La desmemoria omite la indignación general ante su re
acción frente a los graves hechos, los cuales, desde el extranjero, Calderón desestimó llamándolo pleito entre pandilleros, casi merecedores de su triste destino. El rescate urbano fue por presión, no por política pública previa.
Otro ejemplo: en formación de revista, aparecen en primer plano elementos de la Policía Federal Preventiva. Detrás desciende un paracaidista. El pie dice: “La creación de la Policía Federal fue parte de la estrategia de depuración y fortalecimiento de las instituciones de Seguridad Pública y Justicia”.

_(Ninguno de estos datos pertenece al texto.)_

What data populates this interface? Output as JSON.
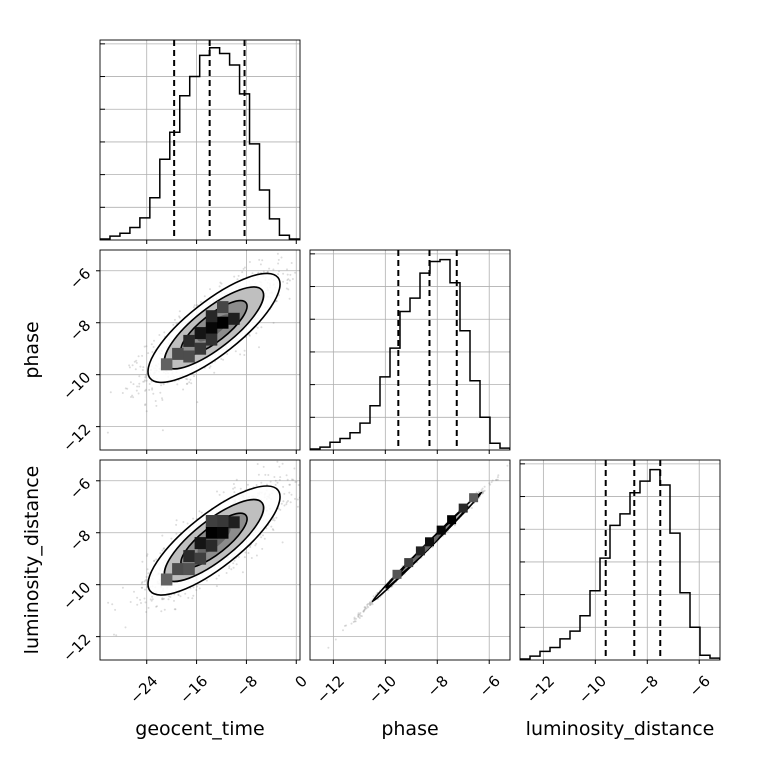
{
  "chart_data": {
    "type": "corner",
    "parameters": [
      "geocent_time",
      "phase",
      "luminosity_distance"
    ],
    "axis_labels": {
      "x": [
        "geocent_time",
        "phase",
        "luminosity_distance"
      ],
      "y_rows": [
        "",
        "phase",
        "luminosity_distance"
      ]
    },
    "ranges": {
      "geocent_time": [
        -31.5,
        0.6
      ],
      "phase": [
        -12.9,
        -5.2
      ],
      "luminosity_distance": [
        -12.9,
        -5.2
      ]
    },
    "ticks": {
      "geocent_time": [
        -24,
        -16,
        -8,
        0
      ],
      "phase": [
        -12,
        -10,
        -8,
        -6
      ],
      "luminosity_distance": [
        -12,
        -10,
        -8,
        -6
      ]
    },
    "tick_labels": {
      "geocent_time": [
        "−24",
        "−16",
        "−8",
        "0"
      ],
      "phase": [
        "−12",
        "−10",
        "−8",
        "−6"
      ],
      "luminosity_distance": [
        "−12",
        "−10",
        "−8",
        "−6"
      ]
    },
    "quantile_lines": {
      "geocent_time": [
        -19.6,
        -13.9,
        -8.3
      ],
      "phase": [
        -9.5,
        -8.3,
        -7.25
      ],
      "luminosity_distance": [
        -9.6,
        -8.5,
        -7.5
      ]
    },
    "histograms": {
      "geocent_time": {
        "bins": [
          -31.5,
          -29.9,
          -28.3,
          -26.7,
          -25.1,
          -23.5,
          -21.9,
          -20.3,
          -18.7,
          -17.1,
          -15.5,
          -13.9,
          -12.3,
          -10.7,
          -9.1,
          -7.5,
          -5.9,
          -4.3,
          -2.7,
          -1.1,
          0.5
        ],
        "counts": [
          0.5,
          2,
          3.5,
          6.5,
          11.5,
          22,
          42,
          56,
          75,
          85,
          96,
          100,
          97,
          91,
          76,
          50,
          26,
          11,
          2.5,
          0.5
        ]
      },
      "phase": {
        "bins": [
          -12.9,
          -12.515,
          -12.13,
          -11.745,
          -11.36,
          -10.975,
          -10.59,
          -10.205,
          -9.82,
          -9.435,
          -9.05,
          -8.665,
          -8.28,
          -7.895,
          -7.51,
          -7.125,
          -6.74,
          -6.355,
          -5.97,
          -5.585,
          -5.2
        ],
        "counts": [
          0.5,
          1.5,
          4,
          6,
          9,
          14,
          23,
          38,
          53,
          72,
          79,
          92,
          98,
          99,
          87,
          62,
          36,
          17,
          3.5,
          1
        ]
      },
      "luminosity_distance": {
        "bins": [
          -12.9,
          -12.515,
          -12.13,
          -11.745,
          -11.36,
          -10.975,
          -10.59,
          -10.205,
          -9.82,
          -9.435,
          -9.05,
          -8.665,
          -8.28,
          -7.895,
          -7.51,
          -7.125,
          -6.74,
          -6.355,
          -5.97,
          -5.585,
          -5.2
        ],
        "counts": [
          0.5,
          2,
          4.5,
          6.5,
          11,
          15,
          23,
          36,
          53,
          70,
          76,
          87,
          93,
          99,
          91,
          66,
          35,
          17,
          2.5,
          1
        ]
      }
    },
    "hist_ylim": [
      0,
      104
    ],
    "hist_y_gridlines": [
      17,
      34,
      51,
      68,
      85,
      102
    ],
    "joint": [
      {
        "x": "geocent_time",
        "y": "phase",
        "center": [
          -13.2,
          -8.2
        ],
        "sd": [
          5.3,
          1.05
        ],
        "corr": 0.8,
        "hot_cells": [
          [
            -13.6,
            -8.2,
            0.95
          ],
          [
            -11.8,
            -8.0,
            1.0
          ],
          [
            -15.4,
            -8.4,
            0.85
          ],
          [
            -10.0,
            -7.85,
            0.78
          ],
          [
            -17.2,
            -8.7,
            0.7
          ],
          [
            -13.6,
            -7.75,
            0.72
          ],
          [
            -15.4,
            -9.0,
            0.6
          ],
          [
            -19.0,
            -9.2,
            0.45
          ],
          [
            -11.8,
            -7.4,
            0.5
          ],
          [
            -13.6,
            -8.65,
            0.65
          ],
          [
            -17.2,
            -9.3,
            0.45
          ],
          [
            -20.8,
            -9.6,
            0.3
          ]
        ]
      },
      {
        "x": "geocent_time",
        "y": "luminosity_distance",
        "center": [
          -13.2,
          -8.3
        ],
        "sd": [
          5.3,
          1.05
        ],
        "corr": 0.8,
        "hot_cells": [
          [
            -13.6,
            -8.0,
            1.0
          ],
          [
            -11.8,
            -8.0,
            0.95
          ],
          [
            -15.4,
            -8.4,
            0.85
          ],
          [
            -10.0,
            -7.6,
            0.78
          ],
          [
            -17.2,
            -8.9,
            0.7
          ],
          [
            -13.6,
            -8.5,
            0.7
          ],
          [
            -11.8,
            -7.55,
            0.6
          ],
          [
            -15.4,
            -9.0,
            0.55
          ],
          [
            -19.0,
            -9.4,
            0.45
          ],
          [
            -13.6,
            -7.55,
            0.55
          ],
          [
            -17.2,
            -9.4,
            0.4
          ],
          [
            -20.8,
            -9.8,
            0.3
          ]
        ]
      },
      {
        "x": "phase",
        "y": "luminosity_distance",
        "center": [
          -8.4,
          -8.55
        ],
        "sd": [
          1.05,
          1.05
        ],
        "corr": 0.998,
        "hot_cells": [
          [
            -7.45,
            -7.5,
            1.0
          ],
          [
            -7.85,
            -7.9,
            0.95
          ],
          [
            -8.3,
            -8.35,
            0.9
          ],
          [
            -8.65,
            -8.7,
            0.75
          ],
          [
            -9.1,
            -9.15,
            0.55
          ],
          [
            -7.0,
            -7.05,
            0.7
          ],
          [
            -9.55,
            -9.6,
            0.4
          ],
          [
            -6.6,
            -6.65,
            0.35
          ]
        ]
      }
    ],
    "colors": {
      "line": "#000000",
      "grid": "#b0b0b0",
      "scatter": "#808080",
      "contour_fill": "#ffffff"
    }
  }
}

Y para más, esta joya de la autocomplacencia cercana a la autosatisfacción. En la única mención del actual presidente en todo el libro, Calderón dice:
“Ya en la Administración (sic) del Presidente Enrique Peña Nieto, se lograron las importantes capturas de Miguel Ángel Treviño, alias ‘El Z-40’, líder de los ‘Zetas’; de Dionisio Loya Plancarte, alias ‘El Tío’, de ‘Los Caballeros Templarios’, así como de Joaquín Guzmán Loera, alias ‘El Chapo’, líder del cártel del Pacífico y de Fernando Sánchez Arellano. También fue abatido Nazario Moreno González, alias ‘El Chayo’, líder y fundador de La Familia, a quien se consideraba que presuntamente había fallecido en un enfrentamiento con la Policía Federal, según los indicios e información de inteligencia recabados entonces”. Más allá de las imprecisiones y presunciones Calderón no admite su propio error, haber divulgado, propalado y hasta presumido la muerte de un capo con base en información errónea de sus servicios de inteligencia y de soslayo, desliza una tesis: este gobierno le da continuidad a una política mía, cuando pasa por alto la actual corrección de esa política errónea, sangrienta y olvidada por su creador.